O mito do rei D. Sebastião continua bem presente na cultura portuguesa e na cabeça de todos nós. Continuamos todos à espera que alguém nos venha salvar de todos os infortúnios e desgraças com que temos de lidar no nosso dia-a-dia. Na política, esperamos pelo líder que nos tirará de vez da cauda da Europa e nos catapulte, de uma vez por todas e sem sombra de dúvidas, para o grupo dos países mais avançados.
No futebol, esperamos o treinador miraculoso que levará a nossa equipa ao pódio mundial. Até no Festival da Eurovisão esperamos (será que ainda?) o artista que finalmente arrebate o primeiro lugar desse concurso em que acabamos quase sempre por ficar nas últimas posições.
Também na vida privada existem D. Sebastiões. São aquelas pessoas que esperamos nos venham a arrebatar de vidas enfadonhas e sem graça para nos levarem para a ribalta da
dolce vita, com viagens por destinos paradisíacos, festas da alta sociedade com os ricos e famosos ou aventuras loucas em cidades exóticas e distantes.
No campo amoroso, a figura mítica do rei desaparecido em Alcácer Quibir personifica outra figura, também ela pertencente à realeza, que é a do príncipe ou da princesa encantados.
Trata-se da pessoa que irá preencher o vazio emocional que alguns sentem, pessoa essa só com qualidades; defeitos, nem vê-los! A lista de requisitos contempla habitualmente, mais coisa, menos coisa, as seguintes características: terá de ser alguém sensível, bonito (por dentro e, de preferência, por fora também), com um bom sentido de humor, meigo, bom amante e, se possível, com uma boa situação fi nanceira. Anseia-se, espera-se e desespera-se.
Diz Björk numa canção que aborda este tema (‘I Miss You’): ‘Tenho saudades tuas / Mas ainda não te conheci / Tão especial / Mas ainda não aconteceu.’ Vão-se rejeitando possíveis candidatos ao lugar vago no coração, uma vez que os que aparecem não preenchem as exigências, mantendo-se assim vivo o mito de que ele ou ela surgirá.
A grande questão (e o grande problema) é que pessoas assim perfeitas não existem. Se isso nos parece óbvio à partida, nem sempre é uma realidade fácil de aceitar.
A opção de esperar pela realeza do nosso coração é muitas vezes mais fácil porque se evita todo o investimento necessário para que uma relação funcione, porque se passa por cima de todas as frustrações e dificuldades que fazem parte de qualquer vida a dois e, claro está, porque mantém o devaneio aceso.

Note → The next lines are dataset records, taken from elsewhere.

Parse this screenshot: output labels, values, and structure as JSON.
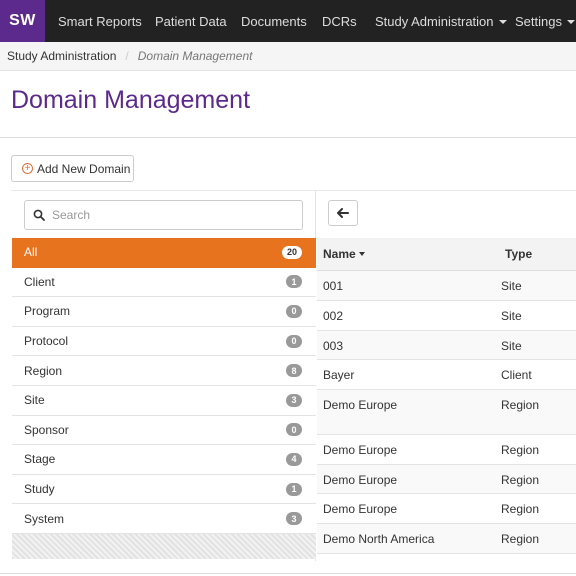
{
  "nav": {
    "brand": "SW",
    "items": [
      {
        "label": "Smart Reports",
        "dropdown": false
      },
      {
        "label": "Patient Data",
        "dropdown": false
      },
      {
        "label": "Documents",
        "dropdown": false
      },
      {
        "label": "DCRs",
        "dropdown": false
      },
      {
        "label": "Study Administration",
        "dropdown": true
      },
      {
        "label": "Settings",
        "dropdown": true
      }
    ]
  },
  "breadcrumb": {
    "parent": "Study Administration",
    "separator": "/",
    "current": "Domain Management"
  },
  "page": {
    "title": "Domain Management",
    "add_button": "Add New Domain"
  },
  "search": {
    "placeholder": "Search"
  },
  "categories": [
    {
      "label": "All",
      "count": "20",
      "active": true
    },
    {
      "label": "Client",
      "count": "1"
    },
    {
      "label": "Program",
      "count": "0"
    },
    {
      "label": "Protocol",
      "count": "0"
    },
    {
      "label": "Region",
      "count": "8"
    },
    {
      "label": "Site",
      "count": "3"
    },
    {
      "label": "Sponsor",
      "count": "0"
    },
    {
      "label": "Stage",
      "count": "4"
    },
    {
      "label": "Study",
      "count": "1"
    },
    {
      "label": "System",
      "count": "3"
    }
  ],
  "table": {
    "columns": {
      "name": "Name",
      "type": "Type"
    },
    "rows": [
      {
        "name": "001",
        "type": "Site"
      },
      {
        "name": "002",
        "type": "Site"
      },
      {
        "name": "003",
        "type": "Site"
      },
      {
        "name": "Bayer",
        "type": "Client"
      },
      {
        "name": "Demo Europe",
        "type": "Region"
      },
      {
        "name": "Demo Europe",
        "type": "Region"
      },
      {
        "name": "Demo Europe",
        "type": "Region"
      },
      {
        "name": "Demo Europe",
        "type": "Region"
      },
      {
        "name": "Demo North America",
        "type": "Region"
      }
    ]
  },
  "colors": {
    "brand": "#5b2a8c",
    "active": "#e8731f",
    "nav_bg": "#222222"
  }
}
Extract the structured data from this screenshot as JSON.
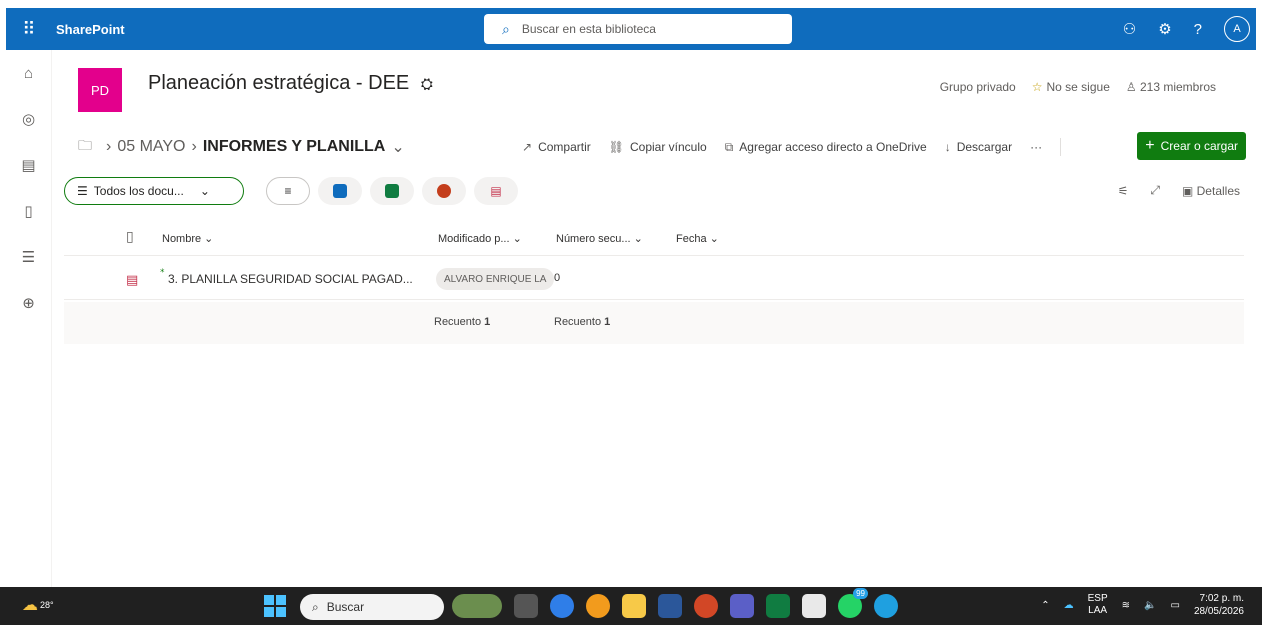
{
  "topbar": {
    "app_name": "SharePoint",
    "search_placeholder": "Buscar en esta biblioteca",
    "avatar_initial": "A",
    "help": "?"
  },
  "site": {
    "logo_initials": "PD",
    "title": "Planeación estratégica - DEE",
    "privacy": "Grupo privado",
    "follow": "No se sigue",
    "members": "213 miembros"
  },
  "breadcrumb": {
    "parent": "05 MAYO",
    "current": "INFORMES Y PLANILLA"
  },
  "commands": {
    "share": "Compartir",
    "copy_link": "Copiar vínculo",
    "add_shortcut": "Agregar acceso directo a OneDrive",
    "download": "Descargar",
    "more": "···",
    "create": "Crear o cargar"
  },
  "view": {
    "selector": "Todos los docu...",
    "details": "Detalles"
  },
  "columns": {
    "name": "Nombre",
    "modified_by": "Modificado p...",
    "sequence": "Número secu...",
    "date": "Fecha"
  },
  "rows": [
    {
      "name": "3. PLANILLA SEGURIDAD SOCIAL PAGAD...",
      "modified_by": "ALVARO ENRIQUE LA",
      "sequence": "0"
    }
  ],
  "footer": {
    "count1_label": "Recuento",
    "count1_value": "1",
    "count2_label": "Recuento",
    "count2_value": "1"
  },
  "taskbar": {
    "weather": "28°",
    "search": "Buscar",
    "lang1": "ESP",
    "lang2": "LAA",
    "time": "7:02 p. m.",
    "date": "28/05/2026",
    "badge": "99"
  },
  "colors": {
    "brand": "#0f6cbd",
    "create": "#107c10",
    "site_logo": "#e3008c"
  }
}
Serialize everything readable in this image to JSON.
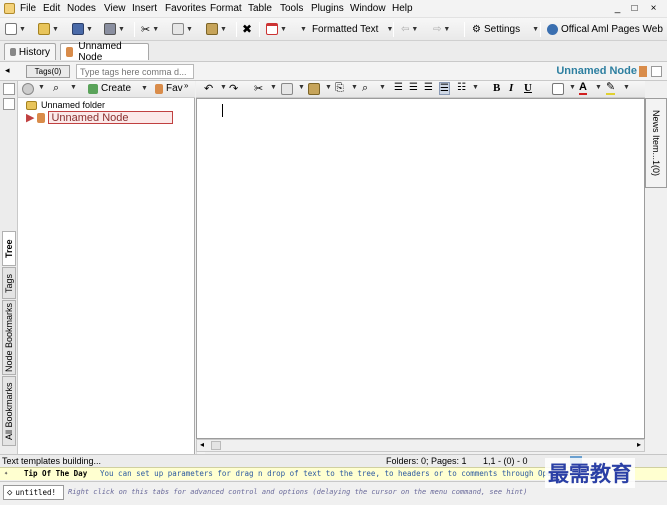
{
  "menu": [
    "File",
    "Edit",
    "Nodes",
    "View",
    "Insert",
    "Favorites",
    "Format",
    "Table",
    "Tools",
    "Plugins",
    "Window",
    "Help"
  ],
  "window_controls": {
    "minimize": "_",
    "restore": "□",
    "close": "×"
  },
  "toolbar": {
    "formatted_text": "Formatted Text",
    "settings": "Settings",
    "web_link": "Offical Aml Pages Web"
  },
  "tabs": {
    "history": "History",
    "node": "Unnamed Node"
  },
  "tags": {
    "button": "Tags(0)",
    "placeholder": "Type tags here comma d...",
    "node_title": "Unnamed Node"
  },
  "left_tabs": [
    "Tree",
    "Tags",
    "Node Bookmarks",
    "All Bookmarks"
  ],
  "tree": {
    "create_label": "Create",
    "fav_label": "Fav",
    "folder": "Unnamed folder",
    "node": "Unnamed Node"
  },
  "right_tab": "News Item...1(0)",
  "status": {
    "message": "Text templates building...",
    "folders_pages": "Folders: 0; Pages: 1",
    "cursor": "1,1 - (0) - 0"
  },
  "tip": {
    "label": "Tip Of The Day",
    "text": "You can set up parameters for drag n drop of text to the tree, to headers or to comments through  Operation..."
  },
  "bottom": {
    "doc_name": "untitled!",
    "hint": "Right click on this tabs for advanced control and options (delaying the cursor on the menu command, see hint)"
  },
  "watermark": "最需教育",
  "colors": {
    "accent": "#2d7fa0",
    "node_highlight": "#c04040",
    "tip_bg": "#ffffd0"
  }
}
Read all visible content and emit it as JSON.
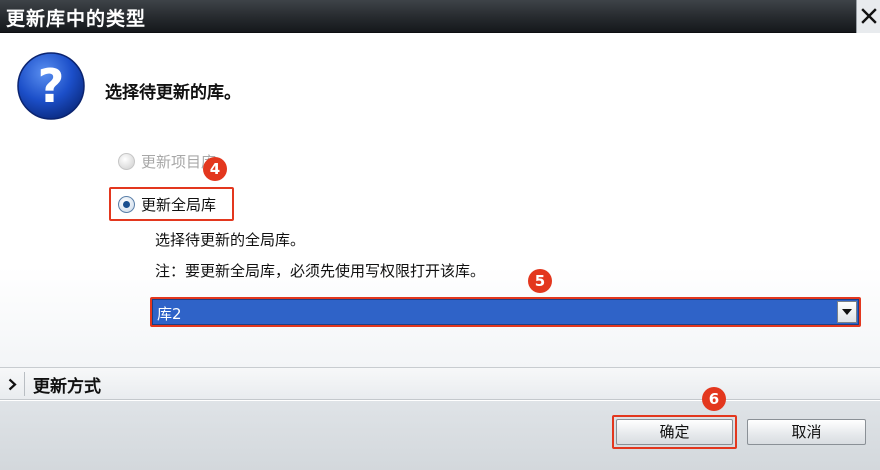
{
  "window": {
    "title": "更新库中的类型"
  },
  "dialog": {
    "heading": "选择待更新的库。"
  },
  "options": {
    "project_library": {
      "label": "更新项目库",
      "enabled": false,
      "selected": false
    },
    "global_library": {
      "label": "更新全局库",
      "enabled": true,
      "selected": true
    }
  },
  "info": {
    "line1": "选择待更新的全局库。",
    "line2": "注：要更新全局库，必须先使用写权限打开该库。"
  },
  "library_select": {
    "value": "库2"
  },
  "update_mode": {
    "label": "更新方式",
    "expanded": false
  },
  "buttons": {
    "ok": "确定",
    "cancel": "取消"
  },
  "annotations": {
    "step4": "4",
    "step5": "5",
    "step6": "6"
  },
  "colors": {
    "highlight": "#e3371e",
    "selection": "#2f63c8",
    "title_bar": "#262a2e"
  },
  "icons": {
    "dialog": "question-icon",
    "close": "close-icon",
    "dropdown": "chevron-down-icon",
    "expand": "chevron-right-icon"
  }
}
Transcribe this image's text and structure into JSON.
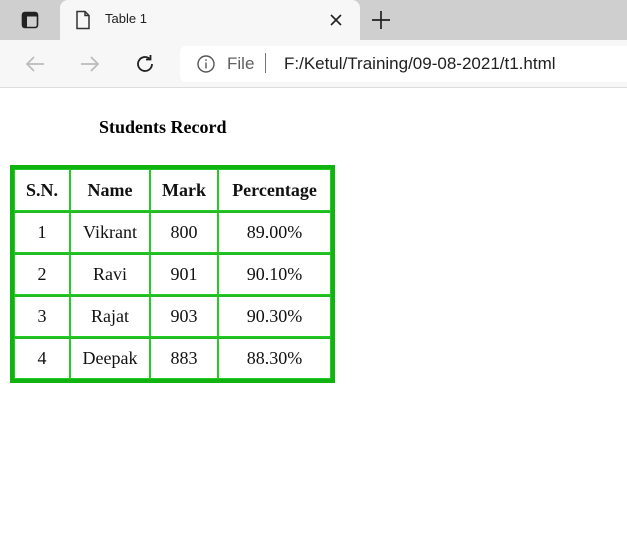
{
  "browser": {
    "tab": {
      "title": "Table 1"
    },
    "address": {
      "scheme": "File",
      "url": "F:/Ketul/Training/09-08-2021/t1.html"
    },
    "icons": {
      "tab_actions": "tab-actions-icon",
      "page": "page-icon",
      "close": "close-icon",
      "new_tab": "plus-icon",
      "back": "arrow-left-icon",
      "forward": "arrow-right-icon",
      "reload": "reload-icon",
      "info": "info-icon"
    }
  },
  "page": {
    "title": "Students Record",
    "table": {
      "headers": [
        "S.N.",
        "Name",
        "Mark",
        "Percentage"
      ],
      "rows": [
        [
          "1",
          "Vikrant",
          "800",
          "89.00%"
        ],
        [
          "2",
          "Ravi",
          "901",
          "90.10%"
        ],
        [
          "3",
          "Rajat",
          "903",
          "90.30%"
        ],
        [
          "4",
          "Deepak",
          "883",
          "88.30%"
        ]
      ],
      "border_color": "#11b311"
    }
  }
}
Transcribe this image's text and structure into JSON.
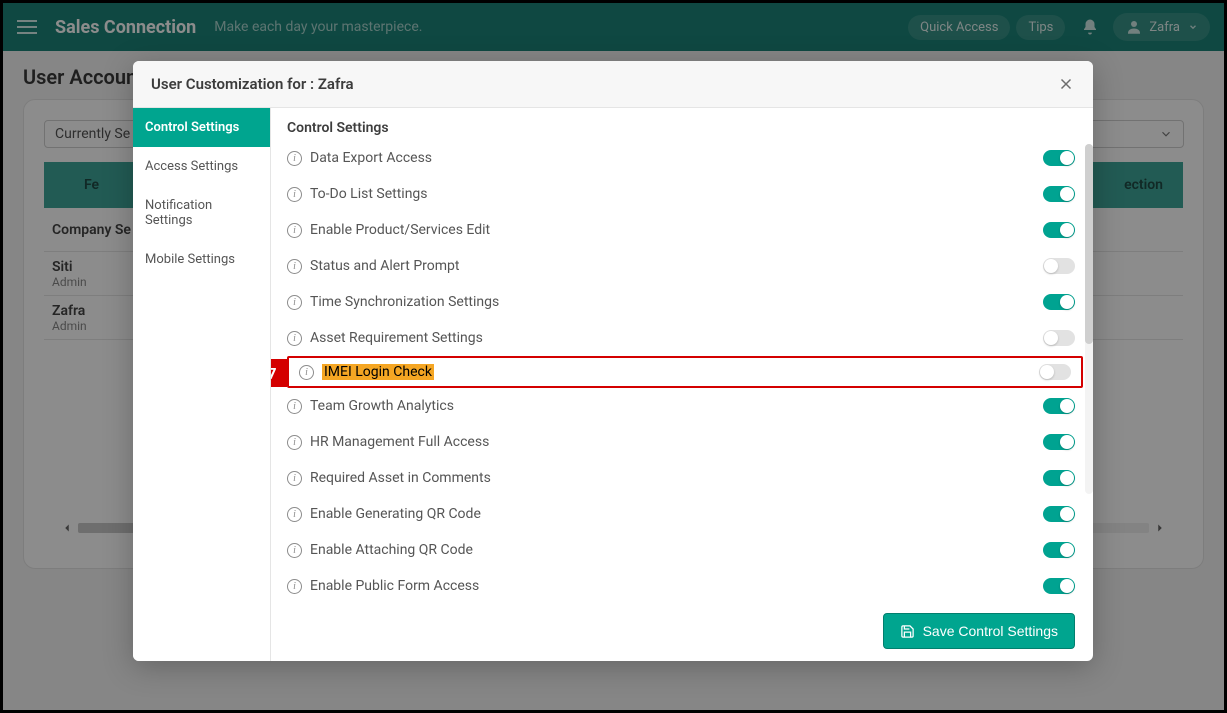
{
  "header": {
    "brand": "Sales Connection",
    "tagline": "Make each day your masterpiece.",
    "quick_access": "Quick Access",
    "tips": "Tips",
    "user_name": "Zafra"
  },
  "page": {
    "title": "User Account",
    "selector_label": "Currently Se",
    "table": {
      "header_left": "Fe",
      "header_right": "ection",
      "company_row": "Company Se",
      "users": [
        {
          "name": "Siti",
          "role": "Admin"
        },
        {
          "name": "Zafra",
          "role": "Admin"
        }
      ]
    }
  },
  "callout": {
    "step_number": "7"
  },
  "modal": {
    "title": "User Customization for :  Zafra",
    "side_nav": [
      {
        "label": "Control Settings",
        "active": true
      },
      {
        "label": "Access Settings",
        "active": false
      },
      {
        "label": "Notification Settings",
        "active": false
      },
      {
        "label": "Mobile Settings",
        "active": false
      }
    ],
    "section_title": "Control Settings",
    "settings": [
      {
        "label": "Data Export Access",
        "on": true,
        "highlight": false
      },
      {
        "label": "To-Do List Settings",
        "on": true,
        "highlight": false
      },
      {
        "label": "Enable Product/Services Edit",
        "on": true,
        "highlight": false
      },
      {
        "label": "Status and Alert Prompt",
        "on": false,
        "highlight": false
      },
      {
        "label": "Time Synchronization Settings",
        "on": true,
        "highlight": false
      },
      {
        "label": "Asset Requirement Settings",
        "on": false,
        "highlight": false
      },
      {
        "label": "IMEI Login Check",
        "on": false,
        "highlight": true
      },
      {
        "label": "Team Growth Analytics",
        "on": true,
        "highlight": false
      },
      {
        "label": "HR Management Full Access",
        "on": true,
        "highlight": false
      },
      {
        "label": "Required Asset in Comments",
        "on": true,
        "highlight": false
      },
      {
        "label": "Enable Generating QR Code",
        "on": true,
        "highlight": false
      },
      {
        "label": "Enable Attaching QR Code",
        "on": true,
        "highlight": false
      },
      {
        "label": "Enable Public Form Access",
        "on": true,
        "highlight": false
      }
    ],
    "save_label": "Save Control Settings"
  }
}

Tenho dúvidas se o regresso de D. Sebastião teria resolvido todos os problemas do reino. Mais provavelmente esse retorno teria dado origem a alguma instabilidade no País, a conflitos e problemas internos.
Além de que ninguém garante que o rei desejado teria sido um bom governante! Também as figuras míticas da vida amorosa, quando surgem, podem ser autênticos flops… Quanto maior a expectativa, maior a queda e, por vezes, pensa-se que se encontrou o príncipe, quando apenas se deu de caras com o bobo. Porém, há que não esquecer que a felicidade também pode ser possível com o bobo.